Aquí, en el norte, todo parece blanco. La temperatura es baja y húmeda, y hace tanto frío que por las noches hemos de taparnos con varias pieles de klishveen para poder mantenernos vivos. Por suerte, el Korvus nos advirtió de las penurias que tendríamos que pasar, y nos trajimos decenas de carretas con mantas y ropa de abrigo. Con eso y lo que hemos podido conseguir cazando a los animales de la región, hemos logrado que muchos de los enfermos se recuperen.
Para otros, sin embargo, era ya demasiado tarde.

Las medicinas escasean. La nieve y el hielo impiden crecer la mayoría de las plantas necesarias para elaborar los remedios más básicos, y las pociones que trajimos con nosotros están racionadas hasta la última gota. Espero que las provisiones lleguen pronto, o más de la mitad de nuestra gente no llegará con vida a la próxima cruzada.

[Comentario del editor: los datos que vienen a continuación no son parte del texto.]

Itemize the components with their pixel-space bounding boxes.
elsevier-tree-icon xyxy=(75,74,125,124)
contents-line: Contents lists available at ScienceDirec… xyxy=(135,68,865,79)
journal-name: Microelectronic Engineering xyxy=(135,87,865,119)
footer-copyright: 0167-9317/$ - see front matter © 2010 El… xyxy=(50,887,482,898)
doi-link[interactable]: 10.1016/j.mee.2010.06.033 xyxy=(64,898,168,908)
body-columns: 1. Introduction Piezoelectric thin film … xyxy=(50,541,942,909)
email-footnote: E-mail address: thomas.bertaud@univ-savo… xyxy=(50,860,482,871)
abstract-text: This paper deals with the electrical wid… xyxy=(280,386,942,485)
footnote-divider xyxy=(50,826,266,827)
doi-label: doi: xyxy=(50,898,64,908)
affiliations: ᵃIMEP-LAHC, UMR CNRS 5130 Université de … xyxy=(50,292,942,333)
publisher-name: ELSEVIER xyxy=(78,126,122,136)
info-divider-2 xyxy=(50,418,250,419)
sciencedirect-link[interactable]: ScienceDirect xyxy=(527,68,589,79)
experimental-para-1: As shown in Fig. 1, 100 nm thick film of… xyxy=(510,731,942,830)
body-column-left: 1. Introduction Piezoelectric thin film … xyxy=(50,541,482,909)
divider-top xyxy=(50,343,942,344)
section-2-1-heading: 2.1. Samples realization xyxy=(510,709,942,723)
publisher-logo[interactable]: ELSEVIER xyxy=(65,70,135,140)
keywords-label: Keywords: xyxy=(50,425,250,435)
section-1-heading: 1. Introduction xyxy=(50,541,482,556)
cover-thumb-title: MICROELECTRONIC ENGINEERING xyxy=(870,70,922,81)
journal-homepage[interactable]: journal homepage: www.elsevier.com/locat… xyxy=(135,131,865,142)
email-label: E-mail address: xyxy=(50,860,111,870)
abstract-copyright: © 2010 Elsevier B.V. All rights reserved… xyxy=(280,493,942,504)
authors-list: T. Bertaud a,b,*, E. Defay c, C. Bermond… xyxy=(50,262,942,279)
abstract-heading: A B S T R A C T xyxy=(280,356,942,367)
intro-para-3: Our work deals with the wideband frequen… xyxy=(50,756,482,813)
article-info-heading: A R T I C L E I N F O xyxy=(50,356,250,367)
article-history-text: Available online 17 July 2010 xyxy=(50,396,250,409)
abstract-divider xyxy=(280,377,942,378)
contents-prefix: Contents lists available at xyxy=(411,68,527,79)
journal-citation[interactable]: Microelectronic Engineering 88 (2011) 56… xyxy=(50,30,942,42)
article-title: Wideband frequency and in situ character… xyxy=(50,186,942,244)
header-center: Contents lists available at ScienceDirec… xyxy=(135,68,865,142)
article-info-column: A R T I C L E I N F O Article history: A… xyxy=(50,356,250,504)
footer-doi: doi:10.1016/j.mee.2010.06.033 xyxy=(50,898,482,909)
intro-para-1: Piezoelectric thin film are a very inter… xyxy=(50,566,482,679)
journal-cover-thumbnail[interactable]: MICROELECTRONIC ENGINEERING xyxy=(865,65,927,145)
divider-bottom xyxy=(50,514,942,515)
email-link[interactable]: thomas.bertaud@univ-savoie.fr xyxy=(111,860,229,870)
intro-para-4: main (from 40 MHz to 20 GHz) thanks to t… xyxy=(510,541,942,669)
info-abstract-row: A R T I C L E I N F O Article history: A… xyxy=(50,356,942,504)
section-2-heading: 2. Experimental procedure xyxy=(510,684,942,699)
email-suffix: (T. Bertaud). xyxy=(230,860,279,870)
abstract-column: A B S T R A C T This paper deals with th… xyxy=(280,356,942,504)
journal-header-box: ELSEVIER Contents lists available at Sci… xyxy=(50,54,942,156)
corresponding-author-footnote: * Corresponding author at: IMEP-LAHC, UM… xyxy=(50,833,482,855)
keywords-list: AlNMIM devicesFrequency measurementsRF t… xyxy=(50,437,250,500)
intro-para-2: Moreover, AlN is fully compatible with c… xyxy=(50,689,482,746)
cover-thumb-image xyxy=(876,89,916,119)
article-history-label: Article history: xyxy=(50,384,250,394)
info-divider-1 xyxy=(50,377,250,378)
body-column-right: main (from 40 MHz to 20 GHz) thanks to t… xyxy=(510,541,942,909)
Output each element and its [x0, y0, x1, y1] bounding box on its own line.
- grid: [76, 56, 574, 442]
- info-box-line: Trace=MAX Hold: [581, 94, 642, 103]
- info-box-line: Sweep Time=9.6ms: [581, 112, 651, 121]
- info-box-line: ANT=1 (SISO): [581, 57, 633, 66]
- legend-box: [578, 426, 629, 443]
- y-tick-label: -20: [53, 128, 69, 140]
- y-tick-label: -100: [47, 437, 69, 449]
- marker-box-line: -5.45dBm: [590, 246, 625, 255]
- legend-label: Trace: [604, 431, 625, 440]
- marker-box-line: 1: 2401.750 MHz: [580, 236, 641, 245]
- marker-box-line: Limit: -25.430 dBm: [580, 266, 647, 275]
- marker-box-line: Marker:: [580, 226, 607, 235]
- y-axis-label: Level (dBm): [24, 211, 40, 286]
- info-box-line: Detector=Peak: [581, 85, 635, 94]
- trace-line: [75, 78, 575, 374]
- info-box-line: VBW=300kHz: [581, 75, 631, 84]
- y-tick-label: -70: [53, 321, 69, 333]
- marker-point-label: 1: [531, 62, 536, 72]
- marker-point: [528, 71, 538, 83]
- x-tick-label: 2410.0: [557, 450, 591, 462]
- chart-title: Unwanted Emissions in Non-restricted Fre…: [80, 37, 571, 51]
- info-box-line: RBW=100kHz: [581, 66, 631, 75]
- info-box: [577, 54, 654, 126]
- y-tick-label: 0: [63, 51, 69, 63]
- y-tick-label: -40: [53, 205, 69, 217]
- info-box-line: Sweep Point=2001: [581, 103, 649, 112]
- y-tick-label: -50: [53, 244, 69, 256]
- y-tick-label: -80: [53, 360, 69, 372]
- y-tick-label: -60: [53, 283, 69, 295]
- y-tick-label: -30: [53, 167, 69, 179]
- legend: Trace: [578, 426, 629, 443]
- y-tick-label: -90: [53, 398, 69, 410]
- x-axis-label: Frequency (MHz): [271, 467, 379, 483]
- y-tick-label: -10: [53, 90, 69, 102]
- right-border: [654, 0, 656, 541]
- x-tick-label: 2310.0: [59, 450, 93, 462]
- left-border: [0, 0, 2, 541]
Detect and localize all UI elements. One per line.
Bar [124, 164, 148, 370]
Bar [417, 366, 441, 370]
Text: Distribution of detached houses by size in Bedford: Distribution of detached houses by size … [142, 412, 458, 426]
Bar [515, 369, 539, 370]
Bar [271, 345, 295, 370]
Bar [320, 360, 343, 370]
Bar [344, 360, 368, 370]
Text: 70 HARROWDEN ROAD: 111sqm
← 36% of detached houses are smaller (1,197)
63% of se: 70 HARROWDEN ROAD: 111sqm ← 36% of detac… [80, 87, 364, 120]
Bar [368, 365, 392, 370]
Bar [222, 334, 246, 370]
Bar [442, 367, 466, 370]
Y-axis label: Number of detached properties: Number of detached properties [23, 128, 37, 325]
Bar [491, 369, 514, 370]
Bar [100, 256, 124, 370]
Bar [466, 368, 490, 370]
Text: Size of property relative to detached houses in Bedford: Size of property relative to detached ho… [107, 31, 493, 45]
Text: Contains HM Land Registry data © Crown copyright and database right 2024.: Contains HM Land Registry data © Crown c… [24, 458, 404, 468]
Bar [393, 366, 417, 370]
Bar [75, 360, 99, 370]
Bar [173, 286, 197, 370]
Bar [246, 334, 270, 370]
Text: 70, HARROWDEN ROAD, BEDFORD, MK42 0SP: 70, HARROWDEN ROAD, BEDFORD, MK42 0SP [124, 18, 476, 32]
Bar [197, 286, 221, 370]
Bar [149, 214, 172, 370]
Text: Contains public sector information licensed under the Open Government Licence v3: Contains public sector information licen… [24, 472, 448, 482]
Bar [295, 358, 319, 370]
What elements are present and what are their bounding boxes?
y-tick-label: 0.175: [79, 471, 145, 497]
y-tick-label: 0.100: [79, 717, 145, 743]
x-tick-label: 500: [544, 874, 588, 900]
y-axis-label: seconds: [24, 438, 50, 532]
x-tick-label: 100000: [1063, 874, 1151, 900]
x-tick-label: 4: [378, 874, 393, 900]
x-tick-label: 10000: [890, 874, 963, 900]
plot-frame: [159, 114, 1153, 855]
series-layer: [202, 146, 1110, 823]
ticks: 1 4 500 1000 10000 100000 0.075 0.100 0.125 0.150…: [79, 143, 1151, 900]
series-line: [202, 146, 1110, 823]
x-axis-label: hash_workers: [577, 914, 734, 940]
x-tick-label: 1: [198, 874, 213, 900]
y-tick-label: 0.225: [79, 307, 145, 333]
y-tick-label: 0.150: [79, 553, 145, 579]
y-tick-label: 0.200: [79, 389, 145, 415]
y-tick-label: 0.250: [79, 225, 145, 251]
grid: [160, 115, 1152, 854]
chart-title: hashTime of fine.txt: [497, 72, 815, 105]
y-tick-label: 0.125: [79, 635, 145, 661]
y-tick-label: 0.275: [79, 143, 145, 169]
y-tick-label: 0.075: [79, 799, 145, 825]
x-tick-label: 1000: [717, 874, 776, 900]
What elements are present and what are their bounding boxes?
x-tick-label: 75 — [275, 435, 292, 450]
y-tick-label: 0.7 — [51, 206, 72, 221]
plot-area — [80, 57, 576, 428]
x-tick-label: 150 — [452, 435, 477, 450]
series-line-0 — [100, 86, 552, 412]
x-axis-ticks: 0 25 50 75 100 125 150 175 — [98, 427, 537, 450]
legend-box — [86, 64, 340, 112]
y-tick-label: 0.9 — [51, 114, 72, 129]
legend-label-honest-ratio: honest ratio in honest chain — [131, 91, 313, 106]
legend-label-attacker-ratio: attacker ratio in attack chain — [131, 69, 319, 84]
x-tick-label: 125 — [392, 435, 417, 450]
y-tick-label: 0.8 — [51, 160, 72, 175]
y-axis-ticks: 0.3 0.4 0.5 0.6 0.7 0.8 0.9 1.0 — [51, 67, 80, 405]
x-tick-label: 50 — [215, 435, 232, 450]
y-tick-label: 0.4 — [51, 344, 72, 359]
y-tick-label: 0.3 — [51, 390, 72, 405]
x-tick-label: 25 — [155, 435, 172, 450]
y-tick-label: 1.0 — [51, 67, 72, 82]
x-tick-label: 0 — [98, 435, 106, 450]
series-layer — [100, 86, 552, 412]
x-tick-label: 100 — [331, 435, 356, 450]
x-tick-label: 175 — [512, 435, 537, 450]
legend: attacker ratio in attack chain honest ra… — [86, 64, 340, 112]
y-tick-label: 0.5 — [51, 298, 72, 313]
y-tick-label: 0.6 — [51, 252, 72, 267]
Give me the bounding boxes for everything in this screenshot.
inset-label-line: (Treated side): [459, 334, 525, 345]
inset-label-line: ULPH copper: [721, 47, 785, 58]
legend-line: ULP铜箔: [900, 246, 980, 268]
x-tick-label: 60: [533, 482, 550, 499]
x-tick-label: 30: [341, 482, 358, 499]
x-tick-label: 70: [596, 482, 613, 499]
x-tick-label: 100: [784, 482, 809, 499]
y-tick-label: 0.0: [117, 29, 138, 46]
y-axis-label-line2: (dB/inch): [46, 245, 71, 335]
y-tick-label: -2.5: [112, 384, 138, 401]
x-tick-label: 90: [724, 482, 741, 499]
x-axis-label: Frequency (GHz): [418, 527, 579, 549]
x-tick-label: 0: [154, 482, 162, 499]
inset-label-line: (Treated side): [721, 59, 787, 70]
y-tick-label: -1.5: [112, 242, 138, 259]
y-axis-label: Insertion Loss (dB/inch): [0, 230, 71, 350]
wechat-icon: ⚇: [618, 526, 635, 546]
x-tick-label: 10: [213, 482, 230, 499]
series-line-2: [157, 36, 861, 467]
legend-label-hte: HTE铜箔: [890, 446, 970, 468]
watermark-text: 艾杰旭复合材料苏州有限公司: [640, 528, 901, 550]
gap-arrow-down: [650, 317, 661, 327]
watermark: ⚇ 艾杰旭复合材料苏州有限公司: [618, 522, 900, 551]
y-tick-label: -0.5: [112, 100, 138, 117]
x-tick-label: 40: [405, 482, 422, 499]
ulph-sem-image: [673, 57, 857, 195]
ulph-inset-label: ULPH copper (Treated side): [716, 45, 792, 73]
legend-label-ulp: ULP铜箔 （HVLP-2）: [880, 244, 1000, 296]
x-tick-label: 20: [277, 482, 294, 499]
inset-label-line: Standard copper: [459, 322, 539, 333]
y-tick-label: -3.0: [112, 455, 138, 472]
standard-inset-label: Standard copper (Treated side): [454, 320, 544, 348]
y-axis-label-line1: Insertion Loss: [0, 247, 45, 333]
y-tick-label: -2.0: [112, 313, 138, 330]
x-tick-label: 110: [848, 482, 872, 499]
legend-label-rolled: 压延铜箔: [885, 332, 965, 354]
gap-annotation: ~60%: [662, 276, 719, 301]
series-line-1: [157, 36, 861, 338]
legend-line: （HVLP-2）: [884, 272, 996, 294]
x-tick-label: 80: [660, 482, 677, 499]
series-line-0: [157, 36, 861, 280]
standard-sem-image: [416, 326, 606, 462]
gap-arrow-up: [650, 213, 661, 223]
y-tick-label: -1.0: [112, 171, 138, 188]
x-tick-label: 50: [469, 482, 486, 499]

Creo que ese es el objetivo de los Tjarlhems. Esperar a que muramos de frío, de hambre o devorados por los incontables monstruos que pueblan este suelo maldito. Entonces, cuando apenas queden decenas de hombres agonizantes tratando de sobrevivir, se abalanzarán sobre nosotros como los perros sanguinarios que son.
Pero se equivocan si piensan que vamos a esperar a que den el primer paso.

Sabes que no puedo contarte las estrategias que sigue el General, por si esta carta cayera en malas manos, pero puedo prometerte que ganaremos esta guerra. Sus hechiceros no tendrán nada que hacer contra los devastadores conjuros de nuestros magos, ni contra la bruma que se desatará contra ellos durante 20 días y 20 noches en las que su visión quedará reducida a la nada.

Pero no quiero aburrirte con maniobras militares.
Mejor te cuento como son los valles nevados de Tyahl, cuando amanecen bañados por el rocío de las mañanas, o por la noche cuando las Damiselas florecen a lo largo de los caminos. Claro que también hay fauna nocturna, pero, al contrario de lo que esperábamos, la mayoría resulta inofensiva.
Anoche encontré un pequeño animal, peludo y de color gris azulado, con ojos verdes y unas garras enormes. Lo único que hacía era acercarse a que lo acariciáramos, así que Althea lo bautizó como Storgk. Prometo que descubriré como se llaman y te llevaré uno cuando vuelva a casa.

La verdad es que parece increíble que lugares tan bonitos estén habitados por bárbaros sin compasión. En cualquier otro momento estos valles me habrían parecido un paraíso, y en realidad no son más que un enorme cementerio que ansía llenarse con los cuerpos inertes de los caídos en esta guerra de razas.

Estos últimos días de invierno me he acordado mucho de ti, Ianthe. Sé que fue un duro golpe para ti que Madre no te permitiera venir al Dhokem, pero has de comprender que aún eres muy joven para acompañar a nuestro ejército en una empresa tan arriesgada. Antes de unirme a la expedición, ni siquiera yo había cruzado nunca la gran frontera de fuego. Fue una experiencia completamente nueva para mi, y he de reconocer que bastante desagradable.

Espero que no me guardes rencor por no haberte esperado, e incumplir la promesa que hicimos de niñas. Has de saber que fue una decisión dura, que deseé con todas mis fuerzas que pudieras venir conmigo o, al menos, que esas bestias hubiesen tardado más tiempo en atacar. Pero no fue posible. De modo que volveré. Y esta es una promesa que si pretendo cumplir.